Table 1-4 compares the specific characteristics of Files--11 On-Disk Structure (ODS) levels 1, 2, and 5.

Table 1-4 Comparison of ODS-1, ODS-2, and ODS-5 Levels
Characteristic ODS-1 (VAX only) ODS-2 ODS-5
File names 9.3 39.39 238 bytes, including the dot. For Unicode, that is 119 characters including the dot.
Character set Uppercase alphanumeric Uppercase alphanumeric plus hyphen (-), dollar sign ($), and underscore (_) ISO Latin-1, Unicode.
File versions 32,767 limit; version limits are not supported 32,767 limit; version limits are supported 32,767 limit; version limits are supported
Directories No hierarchies of directories and subdirectories; directory entries are not ordered 1 Alpha: 255 2
VAX: 8 (with rooted logical, 16)
Alpha: 255
VAX: 8 (with rooted logical, 16).
System disk Cannot be an ODS-1 volume Can be an ODS-2 volume Cannot be an ODS-5 volume.
OpenVMS Cluster access Local access only; files cannot be shared across a cluster Files can be shared across a cluster Files can be shared across a cluster. However, only computers running OpenVMS Version 7.2--EFT1 or later can mount ODS-5 disks. VAX computers running Version 7.2--EFT1 or later can see only files with ODS-2 style names.
Disk Unprotected objects Protected objects Protected objects.
Disk quotas Not supported Supported Supported.
Multivolume files and volume sets Not supported Supported Supported.
Placement control Not supported Supported Supported
Caches No caching of file header blocks, file identification slots, or extent entries Caching of file header blocks, file identification slots, and extent entries Caching of file header blocks, file identification slots, and extent entries.
Clustered allocation Not supported Supported Supported.
Backup home block Not supported Supported Supported.
Protection code E E means "extend" for the RSX--11M operating system but is ignored by OpenVMS E means "execute access" E means "execute access".
Enhanced protection features (for example, access control lists) Not supported Enhanced protection features supported Enhanced protection features supported.
RMS journaling Not supported Supported Supported.
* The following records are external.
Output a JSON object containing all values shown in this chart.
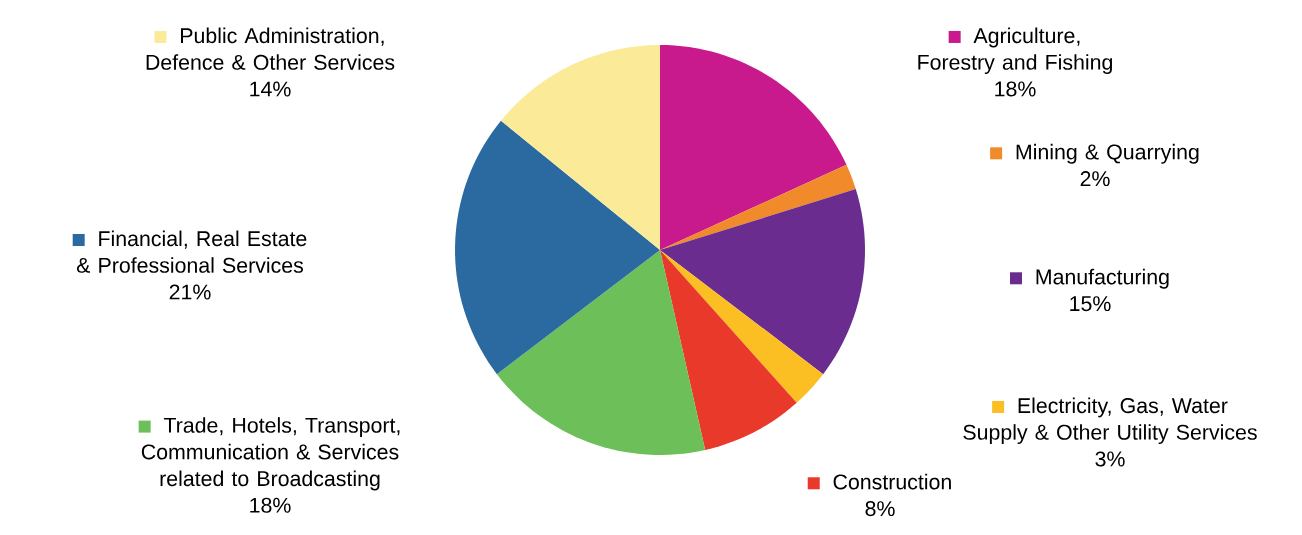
{
  "chart_data": {
    "type": "pie",
    "categories": [
      "Agriculture, Forestry and Fishing",
      "Mining & Quarrying",
      "Manufacturing",
      "Electricity, Gas, Water Supply & Other Utility Services",
      "Construction",
      "Trade, Hotels, Transport, Communication & Services related to Broadcasting",
      "Financial, Real Estate & Professional Services",
      "Public Administration, Defence & Other Services"
    ],
    "values": [
      18,
      2,
      15,
      3,
      8,
      18,
      21,
      14
    ],
    "colors": [
      "#c81a8c",
      "#f08a2a",
      "#6a2d8f",
      "#fbbf24",
      "#e8392a",
      "#6dbf5a",
      "#2a6aa0",
      "#fbeb98"
    ],
    "value_labels": [
      "18%",
      "2%",
      "15%",
      "3%",
      "8%",
      "18%",
      "21%",
      "14%"
    ],
    "legend": "right"
  }
}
1RSX--11M, RSX--11D, RSX--11M--PLUS, and IAS systems do not support subdirectories and alphabetical directory entries.
2Prior to OpenVMS Version 7.2, RMS limited directory levels to 8 or 16.


Future enhancements to OpenVMS software will be based primarily on structure levels 2 and 5; therefore, structure level 1 volumes might be further restricted in the future. However, Compaq does not intend for ODS-5 to become the default OpenVMS file structure. The principal use of ODS-5 will be when OpenVMS is a server for other systems (such as Windows NT) that have extended file names.

The default disk structure is Files--11 ODS-2. VAX systems also support Files--11 ODS-1 from earlier operating systems 1 to ensure compatibility among systems.


1 Earlier operating systems include the RSX--11M, RSX--11D, RSX--11M--PLUS, and Micro/RSX systems.